More than three-quarters (76 percent) of the almost 500 global banking executives surveyed, report that risk management is still stigmatised as a support function at their bank. Only half (48 percent) said that risk management is understood to be the responsibility of everyone in the organisation, and another 45 percent of respondents said their board lacks risk expertise. Furthermore, 64 percent of respondents said that their chief risk officer needs to hold greater influence over strategy development, despite 81 percent of respondents reporting that risk management is viewed by their bank as a competitive advantage.

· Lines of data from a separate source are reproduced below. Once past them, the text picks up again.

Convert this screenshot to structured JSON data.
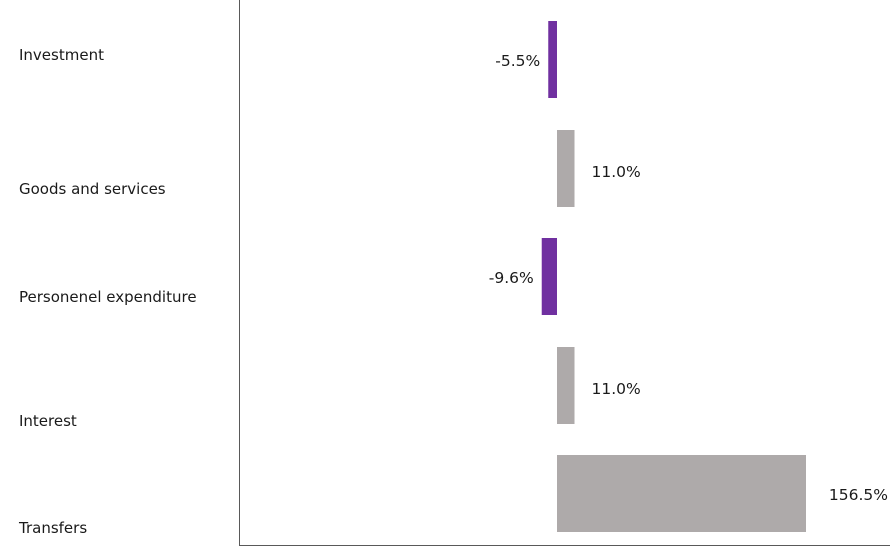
{
  "chart_data": {
    "type": "bar",
    "orientation": "horizontal",
    "categories": [
      "Investment",
      "Goods and services",
      "Personenel expenditure",
      "Interest",
      "Transfers"
    ],
    "values": [
      -5.5,
      11.0,
      -9.6,
      11.0,
      156.5
    ],
    "value_labels": [
      "-5.5%",
      "11.0%",
      "-9.6%",
      "11.0%",
      "156.5%"
    ],
    "negative_color": "#7030a0",
    "positive_color": "#aeaaaa",
    "frame_color": "#595959",
    "grid": false,
    "legend": "none"
  }
}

“Risk management programs may have been in place at most banks, but the survey indicates there were shortcomings around the execution of those plans,” said Michael Conover, a partner in the United States Financial Risk Management practice of KPMG. “Financial models don’t prevent poor risk decisions, people do. To restore confidence in banks’ risk management policies, banks should start by changing the risk culture, which includes giving risk management a seat at the table when critical decisions are being made, educating senior management and boards on risk management best practices and setting the right ‘tone at the top.’”

When asked to rank the leading contributors to the credit crisis, the banking executives named incentives and remuneration (54 percent), followed closely by lack of risk governance (50 percent) and risk culture (48 percent). Interestingly, 73 percent of respondents said the credit crisis has illustrated the need for tougher regulation in the banking industry. However, only 36 percent said that regulators should become more involved with setting compensation in the industry.

Trevor Hoole, National Financial Services leader in South Africa notes; “With a crisis of this magnitude, there is never just one cause, and the survey shows many in the banking industry globally believe that a combination of forces – incentives to take risks, and lapses in banks’ overall risk governance and culture – were in play. Locally, tough banking regulations already exist, which has certainly aided in maintaining stability in our banking sector. Internationally however, stronger regulation alone will not be the solution. As a result, banks are already taking steps to make improvements and fill the talent gaps in their risk management programmes, which should go a long way in helping to overcome the challenges. Local banks are viewing risk management in a very similar way.”

Indeed, 85 percent of respondents said that they have already reviewed, or are in the process of reviewing, their risk management procedures, with another 7 percent saying that they are planning to undertake a review. In addition, 62 percent of executives said that acquiring or developing risk management skills will be the priority for risk management investment.

Hoole agrees with Conover’s statement that; “Improved enterprise-wide risk management processes and policies lead to more informed decision-making, since decisions are not made in silos.”

When asked what they expected to be the top focus for their banks over the next year, the executives surveyed cited reporting and measuring of risk (78 percent), risk governance (77 percent) and risk culture (77 percent). The survey also found that 78 percent of respondents want to improve the way risk is measured and reported, to help improve the accuracy of forecasts.

Other key survey findings:

· Surprisingly, only a fifth (19 percent) of respondents feel that a “silo” mentality contributed to the credit crisis, yet a majority acknowledge that communication between different parts of the business needs to improve.

· Only half (53 percent) of respondents claim to currently have executives with deep practical risk management experience in place, although 21 percent are planning additions in this area.

· Almost a quarter (23 percent) of executives said they have no risk committee, nor plans to install one.

· Only 40 percent have non-executive directors with risk management experience. 24 percent expect to address this skills gap, leaving 36 percent with no plans in this area.

· Overall, 54 percent of the executives surveyed said that their bank does not expend enough resources on risk management.